Ervin failed to return phone calls, a lobbyist at his firm said the proposal was “in its infancy” and had little more to add, and the congressman’s office deferred questions to UPMC. The latter did reply to some questions, after several weeks, but was relatively tight-lipped. The spokesman there also said the program was only in its earliest stages, and said no decision had been made about where the facility would be built. I had been told by sources that it would be located in Murtha’s district.
But it turns out the facility is further along than any of these people cared to admit.
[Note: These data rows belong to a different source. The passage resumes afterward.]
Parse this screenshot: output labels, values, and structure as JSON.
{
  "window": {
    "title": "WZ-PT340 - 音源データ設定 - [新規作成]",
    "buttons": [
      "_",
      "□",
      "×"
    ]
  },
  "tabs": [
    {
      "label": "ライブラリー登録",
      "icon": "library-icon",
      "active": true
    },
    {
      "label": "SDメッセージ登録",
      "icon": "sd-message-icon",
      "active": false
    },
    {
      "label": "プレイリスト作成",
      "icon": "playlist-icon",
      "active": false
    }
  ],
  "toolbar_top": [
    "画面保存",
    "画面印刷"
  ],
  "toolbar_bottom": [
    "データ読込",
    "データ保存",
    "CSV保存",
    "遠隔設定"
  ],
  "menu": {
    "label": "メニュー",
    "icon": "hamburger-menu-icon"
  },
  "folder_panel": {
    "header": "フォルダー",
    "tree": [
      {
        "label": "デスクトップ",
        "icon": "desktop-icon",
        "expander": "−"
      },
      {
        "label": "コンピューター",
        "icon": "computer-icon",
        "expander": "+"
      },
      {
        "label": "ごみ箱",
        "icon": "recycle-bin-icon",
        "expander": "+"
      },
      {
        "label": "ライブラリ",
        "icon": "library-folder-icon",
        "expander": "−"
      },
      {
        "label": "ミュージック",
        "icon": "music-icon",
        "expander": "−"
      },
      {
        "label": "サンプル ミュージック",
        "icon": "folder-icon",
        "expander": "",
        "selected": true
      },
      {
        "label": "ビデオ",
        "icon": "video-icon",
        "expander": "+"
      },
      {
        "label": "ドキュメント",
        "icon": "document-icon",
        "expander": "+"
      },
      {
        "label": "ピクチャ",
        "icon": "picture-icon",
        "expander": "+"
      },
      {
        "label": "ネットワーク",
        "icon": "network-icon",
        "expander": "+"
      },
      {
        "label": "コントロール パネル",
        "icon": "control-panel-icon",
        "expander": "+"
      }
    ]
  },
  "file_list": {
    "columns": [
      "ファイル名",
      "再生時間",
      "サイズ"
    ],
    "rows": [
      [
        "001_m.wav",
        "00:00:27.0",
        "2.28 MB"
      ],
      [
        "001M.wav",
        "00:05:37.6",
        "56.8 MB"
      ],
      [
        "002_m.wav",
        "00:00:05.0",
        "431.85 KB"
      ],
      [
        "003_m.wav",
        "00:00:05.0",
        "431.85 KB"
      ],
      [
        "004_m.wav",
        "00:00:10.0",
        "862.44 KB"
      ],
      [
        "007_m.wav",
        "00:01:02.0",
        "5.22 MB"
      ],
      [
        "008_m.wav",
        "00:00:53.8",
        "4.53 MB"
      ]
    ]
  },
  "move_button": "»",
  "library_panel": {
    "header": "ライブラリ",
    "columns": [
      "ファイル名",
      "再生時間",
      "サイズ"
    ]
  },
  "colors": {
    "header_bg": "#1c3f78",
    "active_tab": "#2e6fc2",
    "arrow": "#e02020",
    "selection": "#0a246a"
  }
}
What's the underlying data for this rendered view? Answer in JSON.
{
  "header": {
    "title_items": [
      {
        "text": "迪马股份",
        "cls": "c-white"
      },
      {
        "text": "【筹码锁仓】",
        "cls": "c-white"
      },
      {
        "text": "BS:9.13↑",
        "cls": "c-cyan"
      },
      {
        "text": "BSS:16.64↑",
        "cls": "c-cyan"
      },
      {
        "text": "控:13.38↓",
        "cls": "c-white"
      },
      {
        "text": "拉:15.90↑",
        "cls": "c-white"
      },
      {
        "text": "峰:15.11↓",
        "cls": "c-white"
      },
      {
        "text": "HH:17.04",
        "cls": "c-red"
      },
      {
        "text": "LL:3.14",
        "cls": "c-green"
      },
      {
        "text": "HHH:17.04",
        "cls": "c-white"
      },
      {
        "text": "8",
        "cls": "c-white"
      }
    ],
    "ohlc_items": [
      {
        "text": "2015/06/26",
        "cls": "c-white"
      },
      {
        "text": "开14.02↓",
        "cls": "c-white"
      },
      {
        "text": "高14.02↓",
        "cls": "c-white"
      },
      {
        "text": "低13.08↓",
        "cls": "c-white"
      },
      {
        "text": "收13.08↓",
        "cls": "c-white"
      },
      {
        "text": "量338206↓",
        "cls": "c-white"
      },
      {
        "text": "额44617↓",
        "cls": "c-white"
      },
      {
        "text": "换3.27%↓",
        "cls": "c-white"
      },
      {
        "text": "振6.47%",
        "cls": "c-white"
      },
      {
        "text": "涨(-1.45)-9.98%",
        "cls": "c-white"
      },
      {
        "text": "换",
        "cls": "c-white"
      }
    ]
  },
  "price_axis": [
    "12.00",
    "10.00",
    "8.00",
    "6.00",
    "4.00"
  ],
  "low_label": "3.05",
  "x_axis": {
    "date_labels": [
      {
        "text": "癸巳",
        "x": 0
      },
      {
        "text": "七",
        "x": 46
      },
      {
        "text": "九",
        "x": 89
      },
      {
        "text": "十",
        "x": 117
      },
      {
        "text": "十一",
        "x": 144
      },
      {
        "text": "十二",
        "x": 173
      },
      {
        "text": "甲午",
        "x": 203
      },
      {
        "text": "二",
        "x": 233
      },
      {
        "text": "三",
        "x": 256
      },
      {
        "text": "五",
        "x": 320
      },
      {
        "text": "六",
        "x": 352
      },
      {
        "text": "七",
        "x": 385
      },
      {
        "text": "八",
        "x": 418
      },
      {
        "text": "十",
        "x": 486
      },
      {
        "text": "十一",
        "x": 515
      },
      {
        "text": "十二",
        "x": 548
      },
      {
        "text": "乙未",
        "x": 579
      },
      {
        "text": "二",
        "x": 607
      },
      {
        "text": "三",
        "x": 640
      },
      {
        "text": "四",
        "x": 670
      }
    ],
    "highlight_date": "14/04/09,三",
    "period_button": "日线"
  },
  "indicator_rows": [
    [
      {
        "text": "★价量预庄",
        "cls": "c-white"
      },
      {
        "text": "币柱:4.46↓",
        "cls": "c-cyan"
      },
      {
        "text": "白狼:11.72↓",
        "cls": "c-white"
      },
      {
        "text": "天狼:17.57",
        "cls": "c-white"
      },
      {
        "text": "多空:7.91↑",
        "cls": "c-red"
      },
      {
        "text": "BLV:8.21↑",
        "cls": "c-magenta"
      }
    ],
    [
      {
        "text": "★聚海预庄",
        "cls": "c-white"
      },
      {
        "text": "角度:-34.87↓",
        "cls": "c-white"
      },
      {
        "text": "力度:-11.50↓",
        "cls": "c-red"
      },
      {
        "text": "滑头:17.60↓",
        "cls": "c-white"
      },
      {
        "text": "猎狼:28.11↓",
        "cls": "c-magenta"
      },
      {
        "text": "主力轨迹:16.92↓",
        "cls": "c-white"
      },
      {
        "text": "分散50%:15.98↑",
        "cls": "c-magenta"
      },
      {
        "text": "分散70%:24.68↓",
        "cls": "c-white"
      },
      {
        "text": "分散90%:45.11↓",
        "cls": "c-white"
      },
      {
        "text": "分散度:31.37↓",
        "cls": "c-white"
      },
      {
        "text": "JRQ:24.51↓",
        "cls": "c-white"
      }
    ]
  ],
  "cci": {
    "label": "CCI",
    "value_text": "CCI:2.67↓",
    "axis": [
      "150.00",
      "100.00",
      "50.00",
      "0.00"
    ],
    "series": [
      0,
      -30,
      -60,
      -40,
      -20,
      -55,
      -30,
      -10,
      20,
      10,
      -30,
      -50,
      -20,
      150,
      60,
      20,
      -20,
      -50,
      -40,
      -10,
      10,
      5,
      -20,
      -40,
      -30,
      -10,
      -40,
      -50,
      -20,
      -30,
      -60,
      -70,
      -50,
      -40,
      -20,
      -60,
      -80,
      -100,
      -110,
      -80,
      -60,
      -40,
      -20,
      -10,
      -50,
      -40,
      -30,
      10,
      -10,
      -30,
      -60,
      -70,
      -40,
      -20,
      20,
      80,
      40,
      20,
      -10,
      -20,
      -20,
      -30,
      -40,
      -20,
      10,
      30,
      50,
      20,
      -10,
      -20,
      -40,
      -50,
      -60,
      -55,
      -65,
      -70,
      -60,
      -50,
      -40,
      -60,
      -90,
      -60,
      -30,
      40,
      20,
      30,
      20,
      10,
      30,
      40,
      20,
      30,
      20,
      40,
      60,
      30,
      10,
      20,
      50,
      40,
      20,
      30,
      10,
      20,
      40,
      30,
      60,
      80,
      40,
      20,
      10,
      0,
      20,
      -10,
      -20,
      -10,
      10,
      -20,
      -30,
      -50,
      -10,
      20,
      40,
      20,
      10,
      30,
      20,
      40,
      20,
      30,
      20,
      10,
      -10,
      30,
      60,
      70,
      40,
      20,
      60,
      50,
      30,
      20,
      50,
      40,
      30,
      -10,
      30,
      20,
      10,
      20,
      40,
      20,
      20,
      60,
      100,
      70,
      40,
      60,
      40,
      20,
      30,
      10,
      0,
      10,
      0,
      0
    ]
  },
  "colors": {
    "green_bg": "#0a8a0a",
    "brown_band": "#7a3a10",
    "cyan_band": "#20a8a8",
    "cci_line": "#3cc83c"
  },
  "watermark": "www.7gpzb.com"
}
And now another key player has been identified, new Democratic Senator Arlen Specter:
UPMC wants to build a $830 million vaccine manufacturing facility, of which about $580 million would come from the Department of Health and Human Services and Department of Defense, which Specter said April 16 that he would help try to secure.
Not only is there a budget for the project, which was also denied by the people I spoke with, but there’s a proposed location as well. The story says the facility would be built in western Pennsylvania, a stretch of territory that includes Murtha’s district.